Klarna stock price rose initially after its much-anticipated initial public offering. KLAR surged to over $57 and then closed at $45, giving it a market capitalization of over $17 billion. This article explores whether it is safe to buy the Klarna stock now.

Klarna is a growing company 

Klarna, a Swedish technology company that offers buy-now, pay-later solutions primarily in Europe and the United States, went public, raising millions of dollars.

The most recent results showed that the company’s business was growing. Its revenue rose from $661 million in the second quarter of 2024 to $823 million this year. Most of this revenue came from the transaction and service segment, which made over $604 million. 

The transaction and service division is where the company is paid by sellers whenever companies use its payment option. Its interest income rose to $219 million, up from $164 million in the same period last year. 

Most of Klarna’s services is free for clients in that they buy products and then pay in four equal instalments. It also offers other solutions, charging interest for larger purchases and longer durations. 

The company’s gross merchandise value (GMV) rose to $31.2 billion from $25 billion, while the number of its active consumers rose from 85 million to 111 million, and its merchants are nearing 800,000.

The challenge, however, is that Klarna is not profitable as it focuses on growth opportunities in a highly competitive industry. It made a loss of over $53 million, up from $18 million in the same period last year.

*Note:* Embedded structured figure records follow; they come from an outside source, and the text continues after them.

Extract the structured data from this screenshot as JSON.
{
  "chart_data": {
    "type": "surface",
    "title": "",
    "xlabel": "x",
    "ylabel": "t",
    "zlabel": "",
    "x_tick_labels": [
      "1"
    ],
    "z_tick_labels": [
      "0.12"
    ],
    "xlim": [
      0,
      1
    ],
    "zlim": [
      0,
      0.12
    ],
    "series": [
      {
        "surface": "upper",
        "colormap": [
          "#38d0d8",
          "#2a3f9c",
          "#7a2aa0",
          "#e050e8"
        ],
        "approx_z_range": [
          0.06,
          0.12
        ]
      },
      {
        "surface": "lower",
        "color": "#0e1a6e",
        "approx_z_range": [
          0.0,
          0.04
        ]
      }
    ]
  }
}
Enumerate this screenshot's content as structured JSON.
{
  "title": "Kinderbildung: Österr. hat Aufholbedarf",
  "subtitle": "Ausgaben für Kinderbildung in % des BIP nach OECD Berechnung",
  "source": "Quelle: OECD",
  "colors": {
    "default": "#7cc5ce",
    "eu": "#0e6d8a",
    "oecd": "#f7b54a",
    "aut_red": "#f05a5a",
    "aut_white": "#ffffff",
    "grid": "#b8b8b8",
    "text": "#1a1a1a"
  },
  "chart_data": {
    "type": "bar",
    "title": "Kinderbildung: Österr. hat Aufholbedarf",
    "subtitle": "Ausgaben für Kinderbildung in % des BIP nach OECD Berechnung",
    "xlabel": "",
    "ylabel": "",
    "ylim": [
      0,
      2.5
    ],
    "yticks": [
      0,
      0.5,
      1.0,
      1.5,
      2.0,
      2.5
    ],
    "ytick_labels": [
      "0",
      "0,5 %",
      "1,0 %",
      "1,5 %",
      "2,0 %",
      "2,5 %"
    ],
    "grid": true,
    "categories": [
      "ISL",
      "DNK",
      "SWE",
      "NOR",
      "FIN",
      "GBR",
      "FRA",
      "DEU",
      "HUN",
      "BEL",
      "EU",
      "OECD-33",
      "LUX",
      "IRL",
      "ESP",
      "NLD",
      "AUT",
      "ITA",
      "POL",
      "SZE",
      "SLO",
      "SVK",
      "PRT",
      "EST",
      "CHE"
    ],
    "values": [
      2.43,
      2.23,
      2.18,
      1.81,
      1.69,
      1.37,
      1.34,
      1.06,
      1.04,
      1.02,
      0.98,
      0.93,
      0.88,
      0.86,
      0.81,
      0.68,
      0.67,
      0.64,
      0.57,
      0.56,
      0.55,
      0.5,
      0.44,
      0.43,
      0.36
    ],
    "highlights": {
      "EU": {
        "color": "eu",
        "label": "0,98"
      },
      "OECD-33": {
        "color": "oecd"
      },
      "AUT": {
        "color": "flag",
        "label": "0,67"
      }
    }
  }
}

Klarna was profitable a few years ago, but the management decided to boost spending as competition with AfterPay and Affirm intensified.

Is Klarna stock a good buy?

Some analysts believe that Klarna stock is a good buy, citing its strong market share in the BNPL industry and the large total addressable market. With inflation rising, more people are turning to BNPL platforms for simplified shopping.

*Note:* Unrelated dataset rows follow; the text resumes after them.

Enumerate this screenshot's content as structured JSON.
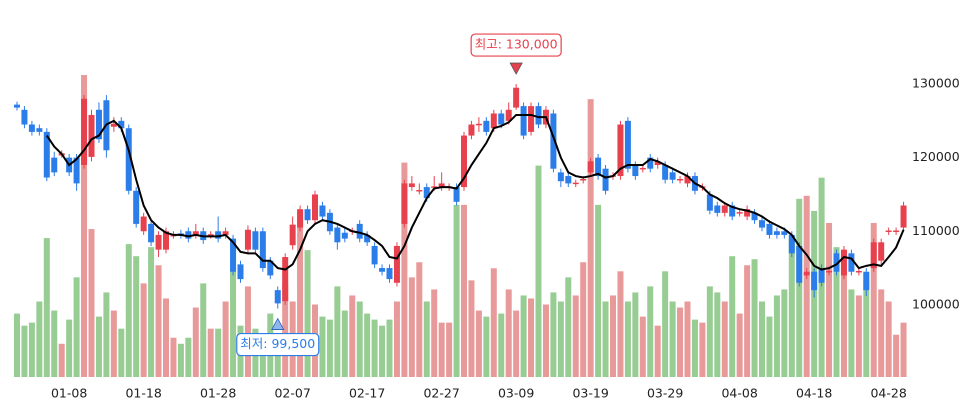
{
  "chart_data": {
    "type": "candlestick",
    "categories": [
      null,
      null,
      null,
      null,
      null,
      null,
      null,
      "01-08",
      null,
      null,
      null,
      null,
      null,
      null,
      null,
      null,
      null,
      "01-18",
      null,
      null,
      null,
      null,
      null,
      null,
      null,
      null,
      null,
      "01-28",
      null,
      null,
      null,
      null,
      null,
      null,
      null,
      null,
      null,
      "02-07",
      null,
      null,
      null,
      null,
      null,
      null,
      null,
      null,
      null,
      "02-17",
      null,
      null,
      null,
      null,
      null,
      null,
      null,
      null,
      null,
      "02-27",
      null,
      null,
      null,
      null,
      null,
      null,
      null,
      null,
      null,
      "03-09",
      null,
      null,
      null,
      null,
      null,
      null,
      null,
      null,
      null,
      "03-19",
      null,
      null,
      null,
      null,
      null,
      null,
      null,
      null,
      null,
      "03-29",
      null,
      null,
      null,
      null,
      null,
      null,
      null,
      null,
      null,
      "04-08",
      null,
      null,
      null,
      null,
      null,
      null,
      null,
      null,
      null,
      "04-18",
      null,
      null,
      null,
      null,
      null,
      null,
      null,
      null,
      null,
      "04-28",
      null,
      null
    ],
    "open": [
      127200,
      126500,
      124500,
      124000,
      123500,
      120000,
      120300,
      120000,
      120000,
      119000,
      120100,
      126500,
      127800,
      124200,
      125000,
      124000,
      115500,
      110000,
      111000,
      107500,
      107500,
      109300,
      109700,
      110000,
      109500,
      110000,
      109400,
      110000,
      109500,
      109000,
      105500,
      107500,
      110000,
      110000,
      106000,
      102000,
      100500,
      108100,
      110500,
      113000,
      111500,
      113500,
      112500,
      110500,
      109800,
      109900,
      111000,
      109500,
      108000,
      105000,
      105000,
      103000,
      111000,
      116000,
      115400,
      116000,
      115900,
      116000,
      115900,
      116000,
      116000,
      123000,
      124400,
      125000,
      124000,
      126000,
      125000,
      126800,
      127000,
      123500,
      127000,
      124500,
      126000,
      118000,
      117500,
      116400,
      116900,
      118000,
      120000,
      118500,
      117400,
      117500,
      125000,
      119000,
      118400,
      120000,
      119000,
      119000,
      118000,
      116900,
      116500,
      117500,
      115900,
      115000,
      113500,
      112500,
      113500,
      112400,
      112000,
      112500,
      111500,
      111000,
      110000,
      110000,
      109500,
      108000,
      104000,
      104500,
      105000,
      104400,
      107000,
      104000,
      107000,
      104400,
      104500,
      105000,
      106000,
      109900,
      109900,
      110500
    ],
    "high": [
      127600,
      127000,
      125000,
      124500,
      124000,
      120800,
      121000,
      120500,
      120500,
      128500,
      126500,
      127500,
      128500,
      125500,
      125500,
      124500,
      116000,
      112500,
      111500,
      110000,
      110500,
      110000,
      110200,
      110500,
      111000,
      110500,
      110000,
      112000,
      110500,
      109500,
      106000,
      110800,
      110500,
      110500,
      106500,
      102500,
      107000,
      112000,
      113500,
      113500,
      115500,
      114000,
      113000,
      111000,
      110500,
      110500,
      111500,
      110000,
      108500,
      105500,
      105500,
      108500,
      117000,
      117500,
      116500,
      116500,
      117500,
      118000,
      116500,
      116500,
      123500,
      125000,
      125500,
      125500,
      126500,
      126500,
      127500,
      130000,
      127500,
      127500,
      127500,
      127000,
      126500,
      118500,
      118000,
      117000,
      117500,
      120000,
      120500,
      119000,
      118000,
      125000,
      125500,
      119500,
      119000,
      120500,
      120000,
      119500,
      118500,
      117500,
      118000,
      118000,
      116500,
      115500,
      114000,
      114000,
      114000,
      113000,
      113500,
      113000,
      112000,
      111500,
      110500,
      110500,
      110000,
      108500,
      105000,
      105000,
      105500,
      105000,
      107500,
      108000,
      107500,
      105000,
      105000,
      109000,
      109000,
      110500,
      110500,
      114000
    ],
    "low": [
      126400,
      124000,
      123000,
      123000,
      116800,
      117500,
      120000,
      117500,
      115500,
      118500,
      119500,
      122000,
      120000,
      123500,
      123500,
      115000,
      110500,
      109500,
      108000,
      106500,
      107000,
      109000,
      109000,
      108500,
      109000,
      108300,
      109000,
      108500,
      109000,
      104000,
      103000,
      107000,
      107000,
      104500,
      103500,
      99500,
      100000,
      107500,
      110000,
      111000,
      111000,
      111500,
      109500,
      107500,
      108500,
      109500,
      108500,
      108000,
      105000,
      104000,
      103000,
      102500,
      110500,
      115500,
      115000,
      114000,
      115500,
      115500,
      115500,
      113500,
      115500,
      122500,
      123500,
      123000,
      123500,
      124000,
      124500,
      126500,
      122500,
      123000,
      124000,
      124000,
      118000,
      116000,
      116000,
      116000,
      116500,
      117500,
      117000,
      115000,
      117000,
      117000,
      118000,
      117000,
      118000,
      118000,
      118500,
      116500,
      116500,
      116500,
      116000,
      115000,
      115500,
      112300,
      112000,
      112000,
      111500,
      112000,
      111500,
      111000,
      110000,
      109000,
      109000,
      109000,
      106500,
      102500,
      103500,
      101000,
      102500,
      104000,
      104000,
      103500,
      104000,
      104000,
      101200,
      104500,
      105500,
      109500,
      109500,
      110000
    ],
    "close": [
      126800,
      124500,
      123500,
      123500,
      117300,
      118000,
      120600,
      118000,
      116500,
      128000,
      125800,
      122500,
      121000,
      124600,
      124000,
      115500,
      111000,
      112000,
      108500,
      109500,
      110000,
      109600,
      109400,
      109000,
      110000,
      108800,
      109600,
      109000,
      110000,
      104500,
      103500,
      110200,
      107500,
      105000,
      104000,
      100200,
      106500,
      110900,
      113000,
      111500,
      115000,
      112000,
      110000,
      108500,
      109000,
      110100,
      109000,
      108500,
      105500,
      104500,
      103500,
      108000,
      116500,
      116500,
      115600,
      114500,
      116100,
      116500,
      116100,
      114000,
      123000,
      124500,
      124600,
      123500,
      126000,
      124500,
      126500,
      129500,
      123000,
      127000,
      124500,
      126500,
      118500,
      116800,
      116500,
      116600,
      117100,
      119500,
      117500,
      115500,
      117600,
      124500,
      118500,
      117500,
      118600,
      118500,
      119500,
      117000,
      117000,
      117100,
      117500,
      115500,
      116100,
      112800,
      112500,
      113500,
      112000,
      112600,
      113000,
      111500,
      110500,
      109500,
      109500,
      109500,
      107000,
      103000,
      104500,
      102000,
      103000,
      104600,
      104500,
      107500,
      104500,
      104600,
      102000,
      108500,
      108500,
      110100,
      110100,
      113500
    ],
    "ma": [
      null,
      null,
      null,
      null,
      123000,
      121500,
      120500,
      119000,
      119800,
      121000,
      122500,
      123000,
      124500,
      125000,
      124000,
      121000,
      117000,
      113500,
      111500,
      110500,
      109800,
      109500,
      109500,
      109300,
      109500,
      109300,
      109300,
      109300,
      109500,
      108500,
      107200,
      107000,
      107000,
      106000,
      106000,
      105000,
      104800,
      105500,
      107500,
      110000,
      111000,
      111500,
      111300,
      111000,
      110500,
      110000,
      109800,
      109500,
      108800,
      108000,
      106500,
      106300,
      108000,
      110500,
      112500,
      114500,
      115800,
      116000,
      116000,
      115800,
      117200,
      119000,
      120500,
      122000,
      124000,
      124300,
      124800,
      125800,
      125800,
      125800,
      125500,
      125500,
      122800,
      120000,
      118000,
      117500,
      117300,
      117500,
      117800,
      117300,
      117500,
      118500,
      119000,
      119000,
      119000,
      119800,
      119500,
      119000,
      118500,
      118000,
      117500,
      116500,
      116000,
      115000,
      114500,
      113800,
      113300,
      113000,
      112800,
      112500,
      112000,
      111300,
      110800,
      110300,
      109500,
      108000,
      106800,
      105300,
      104800,
      105000,
      105500,
      106500,
      106300,
      105000,
      105300,
      105500,
      105300,
      106500,
      107800,
      110200
    ],
    "volume": [
      21,
      17,
      18,
      25,
      46,
      22,
      11,
      19,
      33,
      100,
      49,
      20,
      28,
      22,
      16,
      44,
      40,
      31,
      43,
      37,
      26,
      13,
      11,
      13,
      23,
      31,
      16,
      16,
      25,
      35,
      17,
      30,
      16,
      13,
      21,
      14,
      31,
      25,
      55,
      42,
      24,
      20,
      19,
      30,
      22,
      27,
      25,
      21,
      19,
      17,
      19,
      25,
      71,
      33,
      38,
      25,
      29,
      18,
      18,
      57,
      57,
      32,
      22,
      20,
      36,
      21,
      29,
      22,
      27,
      26,
      70,
      24,
      28,
      25,
      33,
      27,
      38,
      92,
      57,
      25,
      27,
      35,
      25,
      28,
      20,
      30,
      17,
      35,
      25,
      23,
      25,
      19,
      18,
      30,
      28,
      25,
      40,
      21,
      37,
      39,
      25,
      20,
      27,
      29,
      46,
      59,
      60,
      55,
      66,
      51,
      43,
      42,
      29,
      27,
      32,
      51,
      29,
      25,
      14,
      18
    ],
    "volume_ylim": [
      0,
      100
    ],
    "ylim": [
      90200,
      138700
    ],
    "yticks": [
      100000,
      110000,
      120000,
      130000
    ],
    "up_color": "#e8414e",
    "down_color": "#2b7de9",
    "volume_up_color": "#e89a9a",
    "volume_down_color": "#97cc93",
    "ma_color": "#000000",
    "max_label": "최고: 130,000",
    "min_label": "최저: 99,500"
  }
}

One analyst who is bullish on Klarna stock is Jim Cramer, the popular CNBC pundit. He praised the company pointing to its past profitability, valuation, and the fact that it offers other products. He said:

“While Klarna roared right out of the gate, the stock hasn’t gone to an insane valuation yet. I think the numbers look good, so I think it can be bought at these levels.”

Jim Cramer is right to a large extent as Klarna is valued much lower than Affirm, which has a market cap of over $27 billion. 

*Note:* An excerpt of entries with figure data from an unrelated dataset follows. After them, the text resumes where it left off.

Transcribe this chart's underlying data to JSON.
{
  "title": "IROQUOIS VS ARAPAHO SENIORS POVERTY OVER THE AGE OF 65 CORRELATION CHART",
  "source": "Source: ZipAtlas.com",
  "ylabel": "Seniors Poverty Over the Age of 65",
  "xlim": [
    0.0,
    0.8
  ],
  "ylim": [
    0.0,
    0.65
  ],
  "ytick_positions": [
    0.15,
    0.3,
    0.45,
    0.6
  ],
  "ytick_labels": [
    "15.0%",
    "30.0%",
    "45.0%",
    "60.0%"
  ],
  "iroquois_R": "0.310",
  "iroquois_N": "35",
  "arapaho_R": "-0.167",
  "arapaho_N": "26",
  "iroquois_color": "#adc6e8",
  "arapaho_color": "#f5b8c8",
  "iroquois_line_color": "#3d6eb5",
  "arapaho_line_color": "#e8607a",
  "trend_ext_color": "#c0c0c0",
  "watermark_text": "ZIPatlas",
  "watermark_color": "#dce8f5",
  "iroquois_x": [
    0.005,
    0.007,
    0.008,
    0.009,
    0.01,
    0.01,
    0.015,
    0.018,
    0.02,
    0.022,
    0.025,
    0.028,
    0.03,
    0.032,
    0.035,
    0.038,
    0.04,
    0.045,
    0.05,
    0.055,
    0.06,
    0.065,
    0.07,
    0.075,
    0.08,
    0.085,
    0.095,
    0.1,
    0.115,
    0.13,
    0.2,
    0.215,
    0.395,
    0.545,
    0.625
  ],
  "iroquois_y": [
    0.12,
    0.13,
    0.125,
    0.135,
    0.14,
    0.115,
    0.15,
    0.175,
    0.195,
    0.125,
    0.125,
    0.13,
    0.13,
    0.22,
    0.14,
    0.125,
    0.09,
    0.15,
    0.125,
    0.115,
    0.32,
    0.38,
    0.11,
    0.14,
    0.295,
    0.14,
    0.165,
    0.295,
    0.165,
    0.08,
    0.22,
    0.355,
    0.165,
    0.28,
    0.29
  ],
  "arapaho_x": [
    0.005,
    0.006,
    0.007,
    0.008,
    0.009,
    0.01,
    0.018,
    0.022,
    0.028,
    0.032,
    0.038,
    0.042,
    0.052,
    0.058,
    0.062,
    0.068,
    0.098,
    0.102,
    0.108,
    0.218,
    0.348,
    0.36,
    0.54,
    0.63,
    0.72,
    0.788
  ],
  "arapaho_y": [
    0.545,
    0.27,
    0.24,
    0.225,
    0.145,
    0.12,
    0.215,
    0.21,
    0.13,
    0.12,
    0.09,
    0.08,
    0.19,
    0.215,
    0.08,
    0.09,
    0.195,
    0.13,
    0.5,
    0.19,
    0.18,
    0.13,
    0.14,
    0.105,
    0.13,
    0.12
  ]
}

The two companies are of a similar size, with Affirm having a revenue of $876 million in the last quarter compared to Klarna’s $823 million. The major difference is that Affirm eked a net profit of $69 million in the quarter.

Klarna is bigger than Affirm in some aspects, including in the number of customers and merchants. Affirm has 23 million users compared to Klarna’s 111 million. 

Still, historically, buying recently IPOed companies is not always the best strategy. In most cases, these stocks rise initially after the IPO, then plunge, and then rebound. 

A good example of this is the Circle stock price, which surged by after its IPO and has now plunged by over 50% from its all-time high. Similarly, Bullish stock initially soared shortly after the IPO and then dropped by over 47% to a record low of $33. 

One reason for this is that the hype surrounding the IPO normally ends. Also, investors start to focus on the lockup expiry, which happens six months after an IPO. 

Therefore, the most likely scenario is where the Klarna stock price retreats in the next few months and then rebounds. In the long term, the stock will likely surge to over $100.